Mito - 28.08.2006, 19:55:47Mito´s Story "Der Taxifahrer"
Sooo....dann will Mito euch auch nich seine geschichte vorenthalten...
ich werde nun für die nächsten 8 Tage ein kapitel reinstellen...dann muss ich erstmal weiter schreiben... ;)
Der Taxifahrer
Aller Anfang hat eine Einleitung
Stellen sie sich einmal vor, Sie wären ein Mensch, ein ganz normaler Mensch. Sie sind ein Mensch? Ein ganz normaler Mensch? Gut. Dann können Sie sich wunderbar in die Lage von John Carpter rein versetzen. Denn er war ein wohlbesagter ganz normaler Mensch.
Er arbeitete in einer Seifenfabrik die rote, gelbe und manchmal grüne Seife herstellte. Leider verdiente er nicht allzu viel in dieser Seifenfabrik, also musste er nachts noch zusätzlich Taxi fahren.
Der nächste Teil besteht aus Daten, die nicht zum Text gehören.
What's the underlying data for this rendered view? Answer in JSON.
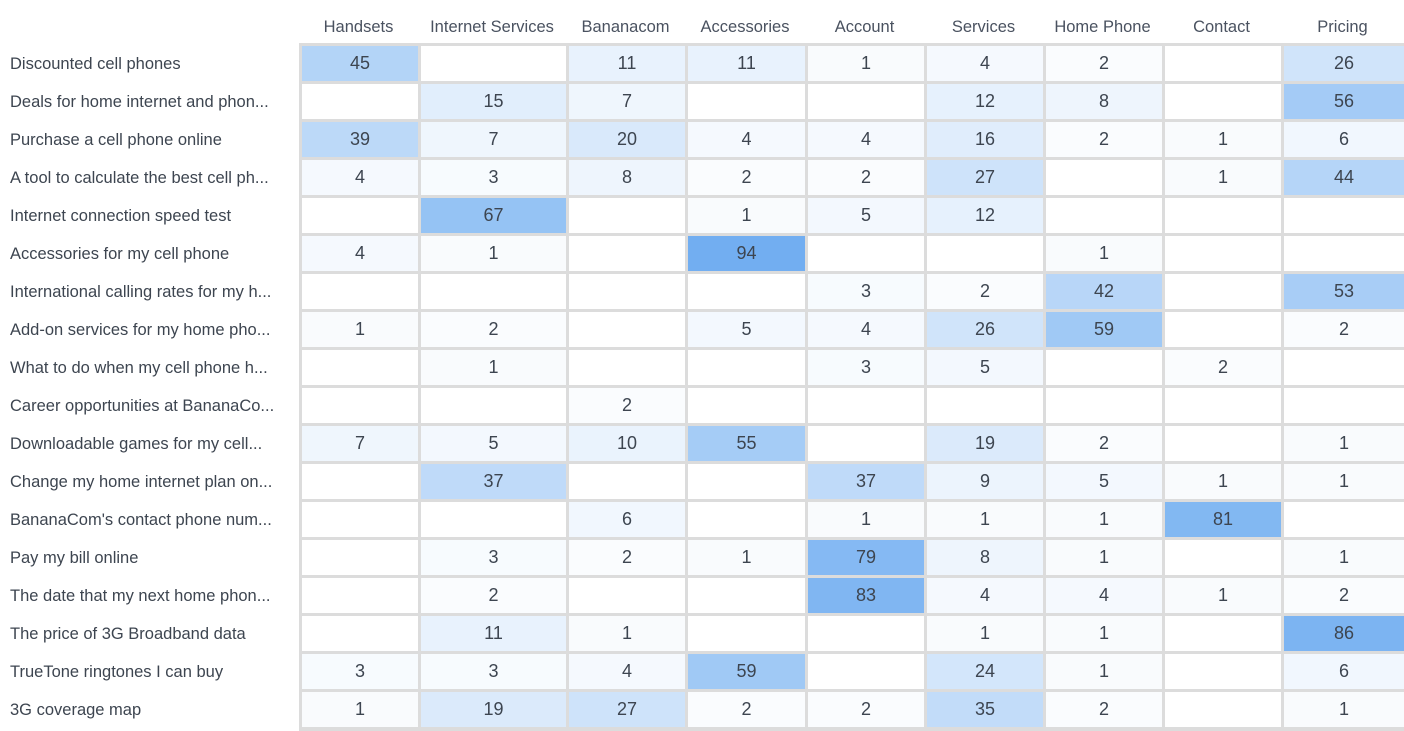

Man kann sich natürlich jetzt gut vorstellen, dass er kaum Freizeit hatte, somit auch nicht viele Freunde und von einer Freundin ganz zu schweigen. Er war einsam, sehr einsam. Aber trotz alledem war er nicht traurig oder verbittert, nein, er war trotz alledem glücklich. Wenn man ihn nun gefragt hat, warum er glücklich war, antwortete er nur: „Ich lebe.“
Seine Geschichte begann in einem kleinem Dorf namens Northsire am 23.09 1955. Er wurde in einem kleinem Haus von Maria Carpter zur Welt gebracht, sein Vater, Carl ist noch vor der Geburt durch einen bedauerlichen Unfall gestorben, er ist erstickt, erstickt an einer Bohne.
Die Kindheit von John war nicht besonders lang und schön. Sie lebten in Armut, da Carl der Verdiener der Familie war, so musste John schon mit 10 Jahren arbeiten gehen. Er hat die Scheiben von Autos geputzt. Also hatte er schon in seiner Kindheit keine Freunde.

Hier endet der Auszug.